Controlelijst voor beheerder: Configuration Manager configureren om mobiele apparaten te beheren met Microsoft Intune

 

Van toepassing op: System Center 2012 Configuration Manager SP1, System Center 2012 Configuration Manager SP2, System Center 2012 R2 Configuration Manager, System Center 2012 R2 Configuration Manager SP1

Notitie

De informatie in dit onderwerp is van toepassing op System Center 2012 Configuration Manager SP1 of later en System Center 2012 R2 Configuration Manager of later.

Gebruik de volgende controlelijst om Configuration Manager SP1 te configureren voor het beheer van mobiele apparaten met behulp van de Microsoft Intune-service.

Zie Mobiele apparaten beheren met Configuration Manager en Microsoft Intune voor meer informatie over deze stappen.

Stap

Meer informatie

Aanmelden voor een Microsoft Intune-account

Meld u aan voor een account bij Microsoft Intune.

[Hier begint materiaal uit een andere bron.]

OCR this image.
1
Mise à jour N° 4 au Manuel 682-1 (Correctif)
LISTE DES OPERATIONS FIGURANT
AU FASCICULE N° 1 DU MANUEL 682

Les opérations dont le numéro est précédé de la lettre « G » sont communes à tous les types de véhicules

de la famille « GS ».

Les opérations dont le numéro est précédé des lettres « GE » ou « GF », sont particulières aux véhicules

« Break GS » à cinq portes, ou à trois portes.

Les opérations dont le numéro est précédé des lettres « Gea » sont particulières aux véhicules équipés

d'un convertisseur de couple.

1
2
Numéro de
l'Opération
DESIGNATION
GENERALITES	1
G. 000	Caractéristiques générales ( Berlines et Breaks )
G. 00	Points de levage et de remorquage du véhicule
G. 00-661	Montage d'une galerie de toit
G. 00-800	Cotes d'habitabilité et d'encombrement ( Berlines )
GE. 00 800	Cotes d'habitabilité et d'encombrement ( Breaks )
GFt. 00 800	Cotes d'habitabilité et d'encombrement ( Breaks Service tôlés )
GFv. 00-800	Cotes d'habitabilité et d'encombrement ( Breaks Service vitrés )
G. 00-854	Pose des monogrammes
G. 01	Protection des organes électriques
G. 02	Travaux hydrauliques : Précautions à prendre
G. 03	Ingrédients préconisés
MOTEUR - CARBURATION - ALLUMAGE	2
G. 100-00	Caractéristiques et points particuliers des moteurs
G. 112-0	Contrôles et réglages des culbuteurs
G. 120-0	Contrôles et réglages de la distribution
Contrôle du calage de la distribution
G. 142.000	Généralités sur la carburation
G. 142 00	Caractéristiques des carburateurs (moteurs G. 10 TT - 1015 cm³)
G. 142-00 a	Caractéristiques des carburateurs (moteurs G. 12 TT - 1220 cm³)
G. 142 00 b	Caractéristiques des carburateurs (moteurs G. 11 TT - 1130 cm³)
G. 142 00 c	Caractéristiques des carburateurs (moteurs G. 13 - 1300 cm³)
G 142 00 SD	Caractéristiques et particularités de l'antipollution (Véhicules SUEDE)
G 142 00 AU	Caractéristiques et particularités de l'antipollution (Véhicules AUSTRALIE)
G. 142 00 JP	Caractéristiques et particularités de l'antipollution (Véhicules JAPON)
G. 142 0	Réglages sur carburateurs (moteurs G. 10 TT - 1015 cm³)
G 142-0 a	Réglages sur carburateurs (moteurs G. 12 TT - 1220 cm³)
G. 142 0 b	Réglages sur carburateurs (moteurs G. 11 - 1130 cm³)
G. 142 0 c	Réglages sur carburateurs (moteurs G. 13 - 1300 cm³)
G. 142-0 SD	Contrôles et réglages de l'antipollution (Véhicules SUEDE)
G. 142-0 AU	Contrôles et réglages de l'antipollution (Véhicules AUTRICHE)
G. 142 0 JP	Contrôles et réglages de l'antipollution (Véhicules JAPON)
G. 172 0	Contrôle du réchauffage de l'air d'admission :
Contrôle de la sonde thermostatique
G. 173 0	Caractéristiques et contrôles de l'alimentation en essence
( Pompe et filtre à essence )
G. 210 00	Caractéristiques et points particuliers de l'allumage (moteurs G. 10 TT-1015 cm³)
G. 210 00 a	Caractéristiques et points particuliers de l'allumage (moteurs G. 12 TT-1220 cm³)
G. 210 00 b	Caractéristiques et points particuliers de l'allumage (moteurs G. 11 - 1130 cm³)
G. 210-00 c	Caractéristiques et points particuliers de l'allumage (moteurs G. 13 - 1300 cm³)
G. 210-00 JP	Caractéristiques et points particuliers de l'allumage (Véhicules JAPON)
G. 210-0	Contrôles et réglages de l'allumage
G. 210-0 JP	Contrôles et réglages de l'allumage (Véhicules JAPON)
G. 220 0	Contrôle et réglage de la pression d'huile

Zie voor meer informatie Neem een abonnement op Microsoft Intune in de documentatiebibliotheek voor Intune.

Zorg dat u een openbaar geregistreerde domeinnaam hebt

Alle gebruikersaccounts moeten een openbaar geregistreerde UPN hebben die kan worden gecontroleerd door Microsoft Intune. GoDaddy of Symantec zijn typische voorbeelden van bedrijven die domeinnamen uitgeven.

Controleer of gebruikers een UPN voor een openbaar domein hebben

Voordat u het Active Directory-gebruikersaccount synchroniseert, moet u controleren of gebruikersaccounts een UPN voor een openbaar domein hebben. Zie UPN-achtervoegsels toevoegen in de Active Directory-documentatiebibliotheek voor meer informatie.

U kunt een aangepast Configuration Manager-rapport maken om te controleren of de UPN van de gedetecteerde gebruikers consistent is met de Intune-accountportal door de volgende SQL-query te gebruiken:

SELECT UserPrincipalName, COUNT(*) AS NumOfOccurances FROM (SELECT RIGHT(User_Principal_Name0, LEN(User_Principal_Name0)-PATINDEX('%@%', User_Principal_Name0)) AS UserPrincipalName FROM CM_EC1.dbo.v_R_User) AS sub GROUP BY UserPrincipalName

Optioneel, maar sterk aanbevolen: Implementeer en configureer Active Directory Federated Services (AD FS)

Wanneer u eenmalige aanmelding instelt, kunnen gebruikers zich met hun zakelijke referenties aanmelden om toegang te krijgen tot de services in Intune.

Zie de volgende onderwerpen voor meer informatie:

Implementeer en configureer adreslijstsynchronisatie

Met behulp van adreslijstsynchronisatie kunt u Intune vullen met gesynchroniseerde gebruikersaccounts. De gesynchroniseerde gebruikersaccounts en beveiligingsgroepen worden toegevoegd aan Intune. Zie het onderwerp Overzicht Directory-integratie in de Active Directory-documentatiebibliotheek voor meer informatie.

Optioneel, niet aanbevolen: Als u AD FS niet gebruikt, stelt u de Microsoft Online-wachtwoorden van gebruikers opnieuw in

Als u AD FS niet gebruikt, moet voor elke gebruiker een Microsoft Online-wachtwoord instellen.

Maak een DNS-alias

Maak een DNS-alias (CNAME-recordtype). U moet een CNAME in DNS configureren die EnterpriseEnrollment.<company domain name>.com omleidt naar manage.microsoft.com. Als het e-mailadres van Melissa bijvoorbeeld Meliss@contoso.com is, maakt u een CNAME in DNS die EnterpriseEnrollment.contoso.com omleidt naar manage.microsoft.com.

De CNAME-record wordt gebruikt als onderdeel van het registratieproces.

Verkrijg de vereiste certificaten of sleutels voor platforms voor mobiele apparaten

Voor Windows RT-apparaten:

Voor Windows Phone 8-apparaten:

Voor iOS-apparaten:

Maak het Microsoft Intune-abonnement

Het Microsoft Intune-abonnement maken

Voeg de sitesysteemrol Microsoft Intune-connector toe

De rol Microsoft Intune-connector configureren

Controleer of Configuration Manager correct verbinding maakt met de Microsoft Intune-service

  • Raadpleeg het bestand Cloudusersync.log om te controleren of gebruikersaccounts correct zijn gesynchroniseerd.

  • Controleer het bestand Sitecomp.log om te controleren of de Microsoft Intune-connector correct is gemaakt.